O motoboy alertou também sobre um golpe aplicado por criminosos contra os entregadores. Recentemente, um colega de profissão dele morreu após ser baleado durante um assalto na zona leste de Manaus. “Tem bandidos que se passam por clientes, fazem o pedido ou chamam pelo aplicativo [de delivery] e quando o entregador chega no endereço anunciam o assalto”, explicou.
Ribeiro afirmou que tem muitos casos de assaltantes que se disfarçam de mototaxistas e entregadores para cometer roubos. Na maioria das vezes, o bandido é acompanhado de um comparsa na garupa da moto.
Futura associação
Motoboys de Manaus planejam fundar uma associação para representar legalmente a categoria, defender seus direitos e fornecer assistência jurídica. Isso segundo os líderes de grupos de entregadores Kelvin Clay e Antônio Flávio.
Para saírem da invisibilidade, os profissionais de delivery geralmente organizam manifestações para chamar a atenção da população. Também buscam o poder público para reivindicar melhores condições de trabalho.
Em relação aos casos de violência física e verbal contra os entregadores, a categoria realiza “buzinaços” nas ruas para ganhar repercussão na mídia. Tudo sem depredar e obstruir as vias para não serem penalizados pela lei e nem criticados pela opinião pública.
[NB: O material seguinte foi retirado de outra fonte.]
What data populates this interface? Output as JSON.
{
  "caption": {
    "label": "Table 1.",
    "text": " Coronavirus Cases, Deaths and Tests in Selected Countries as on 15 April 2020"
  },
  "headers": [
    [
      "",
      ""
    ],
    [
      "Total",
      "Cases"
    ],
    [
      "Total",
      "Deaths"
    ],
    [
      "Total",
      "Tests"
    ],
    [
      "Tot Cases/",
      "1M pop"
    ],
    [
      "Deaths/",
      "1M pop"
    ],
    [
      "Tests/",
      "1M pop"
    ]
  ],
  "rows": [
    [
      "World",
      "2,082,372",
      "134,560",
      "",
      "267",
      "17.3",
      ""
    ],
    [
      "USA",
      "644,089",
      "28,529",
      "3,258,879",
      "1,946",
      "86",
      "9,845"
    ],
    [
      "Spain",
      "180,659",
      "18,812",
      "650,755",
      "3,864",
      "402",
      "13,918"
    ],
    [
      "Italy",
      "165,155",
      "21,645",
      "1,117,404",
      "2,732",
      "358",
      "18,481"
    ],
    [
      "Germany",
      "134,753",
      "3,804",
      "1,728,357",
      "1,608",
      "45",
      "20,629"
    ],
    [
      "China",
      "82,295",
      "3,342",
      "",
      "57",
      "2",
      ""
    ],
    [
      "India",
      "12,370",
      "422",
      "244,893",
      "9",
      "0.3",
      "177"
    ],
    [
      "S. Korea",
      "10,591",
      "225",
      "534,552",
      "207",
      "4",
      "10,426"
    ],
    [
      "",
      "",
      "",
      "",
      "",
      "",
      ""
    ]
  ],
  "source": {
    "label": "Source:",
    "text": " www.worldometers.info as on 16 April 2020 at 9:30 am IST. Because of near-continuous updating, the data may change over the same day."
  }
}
E mesmo que o trabalho de entregador vire uma profissão de risco, a rentabilidade pode ser maior que a de um emprego formal, segundo Kelvin Clay. “Eu pude perceber que [como entregador] a gente ganha mais dinheiro do que às vezes em um emprego com salário fixo. Porque quanto mais você trabalha [em delivery], mais você recebe”, explicou.